Many domestic species are seasonal breeders, meaning that their reproductive cycles are determined by the season. The most powerful determinant of the onset and cessation of breeding cycles in these species is the length of the day. The retinal projec­tions to the suprachiasmatic nucleus are the brain’s record of day length, and they there­fore determine the reproductive cycles via their influence on the autonomic functions of the hypothalamus. It is common agricul­tural practice to alter breeding behavior by exposing animals to artificial light. For instance, in the horse industry, in which an early foaling date is desirable, mares are commonly exposed to artificially increased day length in the winter so as to cause these spring breeders to begin fertile estrous cycles earlier than they would if exposed only to natural light.
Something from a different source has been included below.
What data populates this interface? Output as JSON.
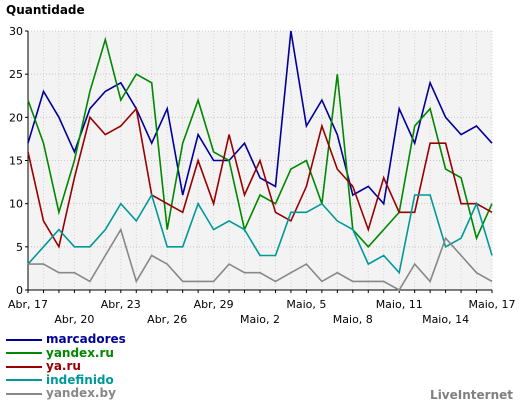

There is a widely repeated myth among horse trainers that states that visual information from one side of the body is processed strictly on the opposite side of the brain and vice versa. Horse trainers have often cited this “fact” as a rationale for schooling horses from both sides of the body. While it is true that herbivores like horses process a majority of visual information from each half of their visual field in the con­tralateral visual cortex, there are three reasons why this idea is not neurobiologically sound. One is that not all of the visual information from each eye crosses to the contralateral cortex; some is processed on the ipsilateral (same) side.

Secondly, a small portion of the equine visual field is binocular, that is, is seen simultaneously by both eyes. And finally, the caudal part of the corpus callosum (the large bundle of axons connecting right and left cerebral hemispheres) connects the visual cortices of each side so that information is shared between the hemispheres. Trainers must look elsewhere for an explana­tion of why horses benefit from training on both sides.